28th May 2015
It’s been a wee while since an update, for which I apologise in advance, but not an awful lot has been happening here recently, except of course the many hours we’ve been putting in running our new website design business, which we’ve imaginatively called Laurels Tech Web Design.
This week however we actually received some good news. I know, we couldn’t believe it either!
Apparently the excessive demands made by Plutus have forced the insurance company to spend thousands of pounds more in designing and installing an interim stabilisation solution, which will enable them to start work on our place, before the work that was originally planned to start further down the hill.
In essence, it’s possible that we could even reopen for business by the end of 2015. That’s the good news bit by the way, not the bit about the insurers having to pay thousands of pounds more than necessary.
We’re told by The Boffins that work will start on 8th June to install some additional metal piles on our property, which will enable the main, gigantic piling machine to operate, without the risk of it triggering another landslide and plunging into the hole below.
On the downside (yep, there always seems to be one) we still haven’t managed to extract a plan or price from the Men in Boots who will be sorting out our rear wall issue. Apparently we have to wait another couple of weeks before final plans and costings are in place, but it does seem that any hope of a relatively cheap solution has vanished quicker than the Lib Dem’s presence in the Houses of Parliament. All of which means we’re still going to have to find a very substantial sum of money before we can reopen.
In other news, as they used to say on News at Ten, we’ve decided to introduce a regular slot on here called Crank Calls. This isn’t where we ring someone up and tell them their car has been repossessed or other ‘humorous’ wind-ups, but an attempt to demonstrate some of the weird and wonderful calls we get from prospective guests, sales calls and random psychos.
This week Helen had the pleasure of answering the phone to a gentleman who was enquiring about room availability.
When Helen explained that we didn’t have any rooms because we were closed due to a landslide, he said: “So why did you answer the phone then?!”
Helen suggested that answering the phone was a good idea for a couple of reasons. Firstly, it’s our home phone, so that’s what we do and secondly, surely it’s better to answer the phone and explain why we haven’t got a room, than not to bother answering it at all?
To which he replied “No, not really. And by the way – what’s a landslide?”
The mind boggles…
Now that something may actually be happening here soon, I promise not to wait so long between updates.
And The Beat Goes On and On and ……
4th May 2015
Time marches on, irrespective of the desires or demands placed upon it by those who must dance to its endless tune.
Who knows what that actually means, but it seems apt in these circumstances.
Whilst Plutus waits patiently for his 30 pieces of silver, we’re left observing the inexorable slide of our property down the hill, into the picturesque valley below.
It’s 58 long days since we were informed that work on the stabilisation plan would cease due to lack of access to the adjacent field, so nothing has moved since then. Except, of course, our property.
Unfortunately, there’s no reason for the landslide to stop moving because nothing has been done to arrest it, which means the cost of repairing things is only going to increase.
Here are a few photos, taken yesterday, which attempt to portray the sort of thing that’s still happening:
These are the curbstones which line our drive. Despite being over 20 metres away from the house, they’ve been subjected to such significant lateral forces that they’ve been displaced and have started to break apart.
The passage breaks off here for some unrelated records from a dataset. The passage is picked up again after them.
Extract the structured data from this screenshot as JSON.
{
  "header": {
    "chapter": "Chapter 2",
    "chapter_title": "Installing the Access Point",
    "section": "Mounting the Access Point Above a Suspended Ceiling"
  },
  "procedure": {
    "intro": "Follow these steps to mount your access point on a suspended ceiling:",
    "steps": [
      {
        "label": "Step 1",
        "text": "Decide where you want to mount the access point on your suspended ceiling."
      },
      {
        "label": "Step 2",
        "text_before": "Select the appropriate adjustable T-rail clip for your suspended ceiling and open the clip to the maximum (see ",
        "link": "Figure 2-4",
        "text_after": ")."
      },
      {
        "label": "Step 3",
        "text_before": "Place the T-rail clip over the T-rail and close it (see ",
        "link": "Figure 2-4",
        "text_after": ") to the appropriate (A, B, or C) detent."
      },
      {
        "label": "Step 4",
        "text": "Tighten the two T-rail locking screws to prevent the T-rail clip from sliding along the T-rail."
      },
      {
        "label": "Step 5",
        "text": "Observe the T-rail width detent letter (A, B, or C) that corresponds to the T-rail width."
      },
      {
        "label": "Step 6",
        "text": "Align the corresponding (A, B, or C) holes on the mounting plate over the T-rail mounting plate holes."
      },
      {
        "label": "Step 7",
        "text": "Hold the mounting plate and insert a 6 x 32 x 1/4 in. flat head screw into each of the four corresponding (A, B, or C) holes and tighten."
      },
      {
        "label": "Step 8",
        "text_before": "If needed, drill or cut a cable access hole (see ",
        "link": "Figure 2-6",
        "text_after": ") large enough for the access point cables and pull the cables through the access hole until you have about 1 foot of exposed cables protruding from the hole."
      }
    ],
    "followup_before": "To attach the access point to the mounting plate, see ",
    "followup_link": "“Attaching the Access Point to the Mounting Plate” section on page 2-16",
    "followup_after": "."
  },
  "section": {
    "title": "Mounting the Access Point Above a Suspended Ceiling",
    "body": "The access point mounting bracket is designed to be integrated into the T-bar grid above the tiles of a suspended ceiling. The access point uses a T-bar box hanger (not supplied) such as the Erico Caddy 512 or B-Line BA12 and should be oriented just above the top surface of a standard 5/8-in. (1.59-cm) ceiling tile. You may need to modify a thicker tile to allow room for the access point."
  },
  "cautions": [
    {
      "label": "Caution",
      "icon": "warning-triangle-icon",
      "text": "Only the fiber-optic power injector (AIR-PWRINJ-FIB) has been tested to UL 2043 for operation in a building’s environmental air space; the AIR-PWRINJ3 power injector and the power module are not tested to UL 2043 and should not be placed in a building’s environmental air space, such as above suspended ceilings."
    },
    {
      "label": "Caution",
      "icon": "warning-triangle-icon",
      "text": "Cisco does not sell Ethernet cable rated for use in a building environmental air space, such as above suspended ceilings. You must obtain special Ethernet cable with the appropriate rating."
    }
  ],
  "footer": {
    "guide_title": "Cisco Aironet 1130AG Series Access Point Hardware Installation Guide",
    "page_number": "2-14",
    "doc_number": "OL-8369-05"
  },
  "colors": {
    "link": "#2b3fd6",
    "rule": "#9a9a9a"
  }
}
Next to where our greenhouse once stood, is a crevice that is now over 40 cms wide. Who knows how far this will move before work starts to fix things?
You may be wondering why we’ve included a photo of a drain cover. Simple really. Many, many months ago this was used as a ‘fixed’ datum from which all other measurements could be made.
Again, despite being over 20 metres away from the house and 25 metres from the sinkhole, this manhole cover has been disrupted by the earth movement to such an extent, that it’s as much use as a datum as Ed Miliband’s hamburger eating technique. As a consequence, the chances of getting any meaningful measurements from this point are about as great as getting David Cameron to admit his fiscal policy may slightly favour the better off.
Still, things could be worse, he could have new cracks appearing across his car park just like we have …
The next time I update this blog, we can only hope the result of the general election is known, and we don’t have to suffer the endless campaigning of a bunch of desperate, power-hungry, politicians who claim to represent our better interests.
P.S Any politician who advocates the public stoning of incompetent civil engineers and their builders will get my vote!